Three U.S. hedge fund executives have been charged with securities fraud, among other things, over allegations that they secretly restructured their funds in order to prevent a large redemption.
U.S. authorities announced that a federal grand jury has returned a 19-count indictment charging three executives of New Stream Capital LLC, a Ridgefield, Conn.-based hedge fund, with conspiracy, securities fraud, and wire fraud. The three surrendered to the FBI in New Haven Tuesday, and were later released on bond. They pleaded not guilty to the charges, which have not been proven.
According to the indictment and statements made in court, in November 2007, New Stream launched new feeder funds, one based in the U.S. and a series of funds based in the Cayman Islands. It also planned to close its existing Bermuda Fund, and require its foreign investors to move their investments into the Cayman Fund.

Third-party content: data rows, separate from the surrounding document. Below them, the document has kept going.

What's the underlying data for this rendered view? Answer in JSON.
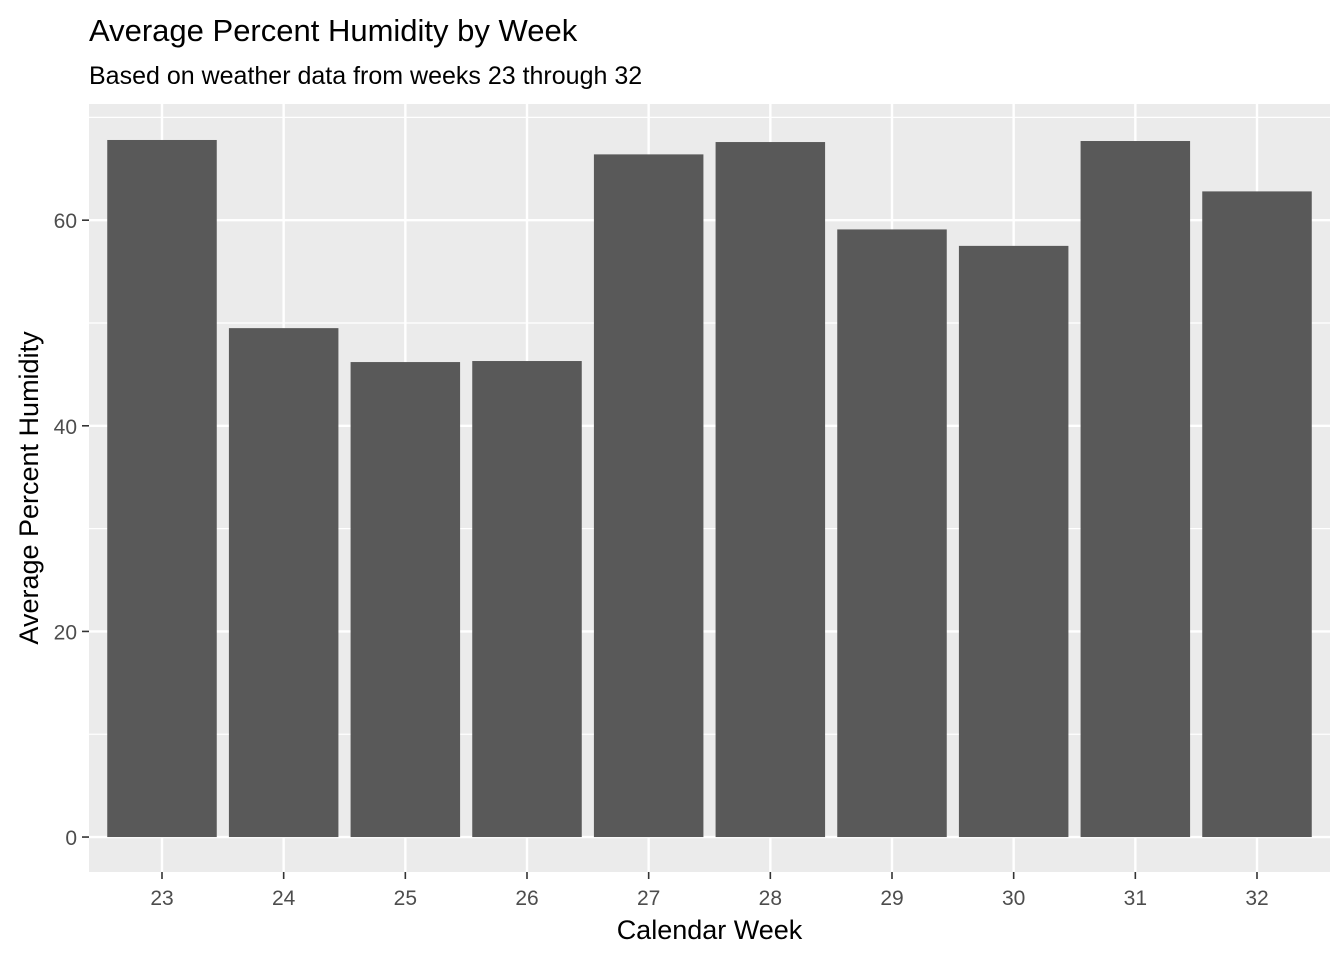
{
  "chart_data": {
    "type": "bar",
    "title": "Average Percent Humidity by Week",
    "subtitle": "Based on weather data from weeks 23 through 32",
    "xlabel": "Calendar Week",
    "ylabel": "Average Percent Humidity",
    "categories": [
      "23",
      "24",
      "25",
      "26",
      "27",
      "28",
      "29",
      "30",
      "31",
      "32"
    ],
    "values": [
      67.8,
      49.5,
      46.2,
      46.3,
      66.4,
      67.6,
      59.1,
      57.5,
      67.7,
      62.8
    ],
    "ylim": [
      -3.4,
      71.3
    ],
    "yticks": [
      0,
      20,
      40,
      60
    ],
    "grid": true,
    "legend": "none",
    "colors": {
      "bar": "#595959",
      "panel": "#ebebeb",
      "gridline": "#ffffff",
      "tick_label": "#4d4d4d",
      "text": "#000000"
    }
  }
}
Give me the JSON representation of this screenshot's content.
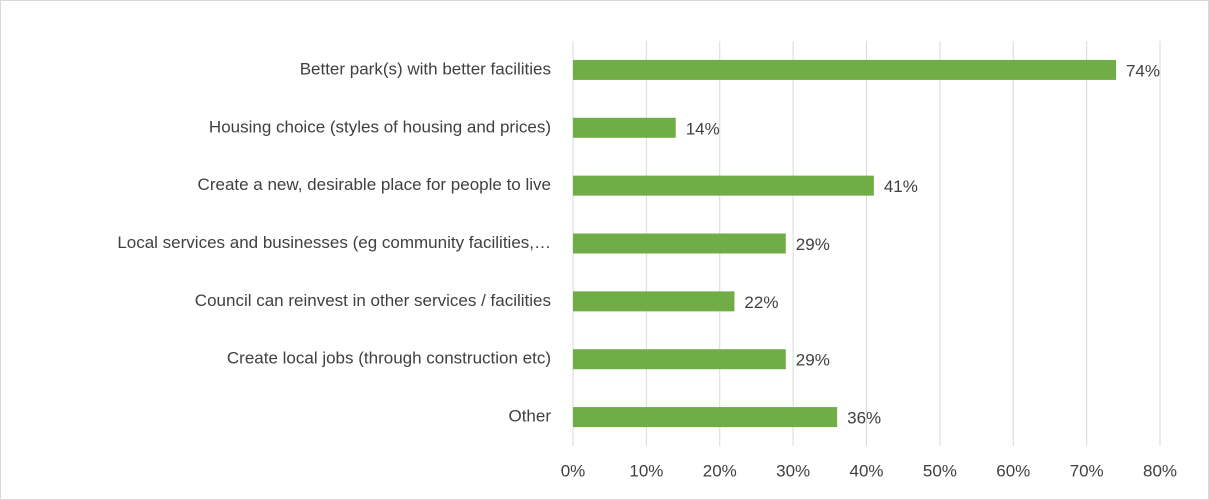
{
  "chart_data": {
    "type": "bar",
    "orientation": "horizontal",
    "categories": [
      "Better park(s) with better facilities",
      "Housing choice (styles of housing and prices)",
      "Create a new, desirable place for people to live",
      "Local services and businesses (eg community facilities,…",
      "Council can reinvest in other services / facilities",
      "Create local jobs (through construction etc)",
      "Other"
    ],
    "values": [
      74,
      14,
      41,
      29,
      22,
      29,
      36
    ],
    "value_labels": [
      "74%",
      "14%",
      "41%",
      "29%",
      "22%",
      "29%",
      "36%"
    ],
    "color": "#70ad47",
    "xlim": [
      0,
      80
    ],
    "xticks": [
      {
        "value": 0,
        "label": "0%"
      },
      {
        "value": 10,
        "label": "10%"
      },
      {
        "value": 20,
        "label": "20%"
      },
      {
        "value": 30,
        "label": "30%"
      },
      {
        "value": 40,
        "label": "40%"
      },
      {
        "value": 50,
        "label": "50%"
      },
      {
        "value": 60,
        "label": "60%"
      },
      {
        "value": 70,
        "label": "70%"
      },
      {
        "value": 80,
        "label": "80%"
      }
    ],
    "grid": true
  }
}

However, one of its largest investors decided to redeem its whole investment in the Bermuda Fund. It alleges that, in order to prevent that redemption, the executives devised a scheme to secretly keep the Bermuda Fund open and give priority to its investors.
The indictment also alleges that the firm failed to inform investors who had transferred into the Cayman Fund that the Bermuda Fund was remaining open, or that it was being given priority over the Cayman Fund. And, it says the firm continued to market to investors by concealing the magnitude of the pending redemptions, and by using deceptive marketing materials that failed to disclose the existence of the Bermuda Fund.
Each of the defendants is charged with one count of conspiracy, 10 counts of securities fraud and eight counts of wire fraud.
At the same time, the U.S. Securities and Exchange Commission (SEC) also brought charges against the firm and the executives. The SEC is seeking a variety of sanctions and relief against them including injunctions, disgorgement of ill-gotten gains with prejudgment interest, and penalties. Its allegations haven’t been proven either.
“Hedge fund managers who put greed ahead of full disclosure to investors violate a fundamental trust,” said George Canellos, acting director of the SEC’s division of enforcement.